Throughout most of his life, Chen described himself as an atheist, but in 1992 he believed he received a revelation from God to live a devoted, religious life; he read a variety of religious texts, including the Christian Old and New Testaments, Buddhist sutras, and Tao Te Ching. He ultimately joined another UFO religion; he paid immense amounts of money to the leader of this group, before he declared that someone making money in God's name was sinful, and those that do so are actually devils in disguise. He then left the group and criticized its leader as demonic; many other members defected with him, and together they founded the Soul Light Resurgence Association (SLRA). Chen founded a church for the group, and encouraged a friend, Mao Tao Hung, to found his own. They grew from there throughout Taiwan, Chen being one of four teachers of the SLRA at four practice sites.

Chen began to conceive of North America as a "Pureland of God", and in 1996 self-published a book declaring his worldview, advising people who agreed with him to move to the United States to surviving an impending apocalypse. He attempted to convince members at all locations of the SLRA to move with him to America. Most did not follow him, but a few did, forming Chen Tao in 1996. When the group moved to the United States from Asia, it was registered in the US as God's Salvation Church and first relocated to San Dimas, California.
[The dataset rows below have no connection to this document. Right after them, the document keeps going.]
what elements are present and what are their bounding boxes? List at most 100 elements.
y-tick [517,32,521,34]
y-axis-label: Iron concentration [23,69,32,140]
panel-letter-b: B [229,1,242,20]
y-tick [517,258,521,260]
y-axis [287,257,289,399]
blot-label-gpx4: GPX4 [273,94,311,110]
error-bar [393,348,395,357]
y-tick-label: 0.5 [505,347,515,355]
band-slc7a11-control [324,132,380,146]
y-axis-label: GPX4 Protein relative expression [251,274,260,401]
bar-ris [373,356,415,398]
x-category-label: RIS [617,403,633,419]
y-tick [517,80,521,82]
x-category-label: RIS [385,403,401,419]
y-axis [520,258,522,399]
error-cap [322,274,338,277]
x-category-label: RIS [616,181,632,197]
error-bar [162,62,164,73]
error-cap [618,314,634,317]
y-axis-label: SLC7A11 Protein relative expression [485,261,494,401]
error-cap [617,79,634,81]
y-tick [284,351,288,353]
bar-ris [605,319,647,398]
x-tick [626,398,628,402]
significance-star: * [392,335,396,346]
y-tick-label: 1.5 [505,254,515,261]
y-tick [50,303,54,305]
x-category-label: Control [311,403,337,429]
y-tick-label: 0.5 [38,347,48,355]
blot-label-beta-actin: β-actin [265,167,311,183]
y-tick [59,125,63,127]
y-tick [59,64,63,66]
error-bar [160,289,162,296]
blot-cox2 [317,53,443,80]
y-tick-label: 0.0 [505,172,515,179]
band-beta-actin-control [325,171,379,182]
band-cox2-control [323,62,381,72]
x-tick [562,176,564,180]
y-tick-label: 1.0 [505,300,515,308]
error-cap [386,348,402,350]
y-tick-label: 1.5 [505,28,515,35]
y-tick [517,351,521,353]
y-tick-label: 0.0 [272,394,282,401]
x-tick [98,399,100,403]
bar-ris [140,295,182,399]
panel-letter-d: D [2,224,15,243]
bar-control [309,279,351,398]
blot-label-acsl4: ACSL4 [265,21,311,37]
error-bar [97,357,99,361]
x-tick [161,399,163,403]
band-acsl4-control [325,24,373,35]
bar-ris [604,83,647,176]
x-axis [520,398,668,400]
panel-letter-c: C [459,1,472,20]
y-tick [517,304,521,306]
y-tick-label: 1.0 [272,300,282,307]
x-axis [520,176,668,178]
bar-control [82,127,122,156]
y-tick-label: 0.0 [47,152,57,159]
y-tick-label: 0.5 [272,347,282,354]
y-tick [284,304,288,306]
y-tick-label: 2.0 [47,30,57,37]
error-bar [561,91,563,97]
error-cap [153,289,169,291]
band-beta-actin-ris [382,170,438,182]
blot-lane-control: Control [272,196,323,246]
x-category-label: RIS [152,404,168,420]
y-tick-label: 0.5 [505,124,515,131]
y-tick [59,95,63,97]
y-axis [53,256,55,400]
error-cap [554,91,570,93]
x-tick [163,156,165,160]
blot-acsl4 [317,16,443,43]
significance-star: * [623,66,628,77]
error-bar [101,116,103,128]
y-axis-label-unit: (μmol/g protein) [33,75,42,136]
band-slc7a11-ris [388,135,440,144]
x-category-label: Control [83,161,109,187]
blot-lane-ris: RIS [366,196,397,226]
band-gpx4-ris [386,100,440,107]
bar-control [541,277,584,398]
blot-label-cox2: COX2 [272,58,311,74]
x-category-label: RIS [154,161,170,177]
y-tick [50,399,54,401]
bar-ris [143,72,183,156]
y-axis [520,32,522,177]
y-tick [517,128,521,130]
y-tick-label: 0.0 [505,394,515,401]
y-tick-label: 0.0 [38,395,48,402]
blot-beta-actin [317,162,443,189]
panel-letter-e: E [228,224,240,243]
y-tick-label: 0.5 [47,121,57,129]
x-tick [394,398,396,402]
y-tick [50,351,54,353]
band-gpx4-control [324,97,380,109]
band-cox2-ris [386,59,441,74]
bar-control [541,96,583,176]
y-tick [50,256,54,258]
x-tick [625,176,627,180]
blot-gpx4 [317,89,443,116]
Adherents moved to Garland, Texas, in 1997. The group moved to Garland because the name sounded like "God Land", with Chen claiming they had moved because the East was full of "devils and devil religions". Despite moving to the United States, he did not speak English and spoke to the public through an interpreter, Richard Liu. In 1997 they had 140–160 members. Members purchased more than 20 homes in an upper-middle-class south Garland neighborhood. Like their neighbors, these followers were white-collar professionals, some of whom were reportedly wealthy. "They dressed in white, wore cowboy hats and drove luxury cars," according to The Dallas Morning News.

==Failed prophecy==
The group is best known for a highly publicized, and failed, millennial prophecy. Shortly after moving to Garland in August 1997, Chen declared in a press conference on 22 December 1997, that on March 31, 1998, God would manifest in physical form on his front lawn. He then made increasingly elaborate and extreme predictions, later declaring that a week prior to this appearance, God would manifest nationwide on Channel 18, in a form identical to Chen. He would then, Chen declared, set up an office and prepare people to survive the Seventh Great Tribulation; a worldwide nuclear apocalypse which would arrive in early 1999.

Most onlookers and reporters found it simply amusing, but some worried for the potential of an event like the Heaven's Gate mass suicide that had happened earlier that year. They were seen as more worrying than Heaven's Gate, due to Chen's often ominous claims and highly specific predictions. Chen denied this, saying they valued life too much to do such a thing. The Garland Police Department, understanding the potential gravity of the situation, coordinated resources, including religious studies professor Lonnie Kliever, and were on stand-by when the international media began arriving in what had previously been an upper-middle-class section of the Dallas suburb. "Its presence unsettled many Garland residents," wrote Adam Szubin in a law enforcement case study.

When the predicted appearance did not occur, the group became confused. "The Chen Tao leader announced that he obviously had misunderstood God's plans, and members quietly returned to their homes," wrote Szubin. Chen offered to be stoned or crucified for the prophecy's failure, but no one took him up on his offer.

== Aftermath ==
Unlike other millennial religious groups, such as Millerites, Chen Tao seems to have effectively fallen apart after its leader's prophecies went unfulfilled. Immediately after the failed prediction, some of the members had to return to Taiwan owing to visa problems; in total, roughly two-thirds abandoned the group. Later the remaining members moved to Lockport, New York. They continued to wear cowboy hats but began stating that a war between China and Taiwan would lead to a nuclear holocaust that would result in much death, but also God's arrival in a "God plane" to save the members. They originally stated that this would occur in 1999 but later revised the date.

Religious studies scholars Stuart A. Wright and Arthur L. Greil traveled to Lockport to interview Master Chen and observe the group post-prophecy.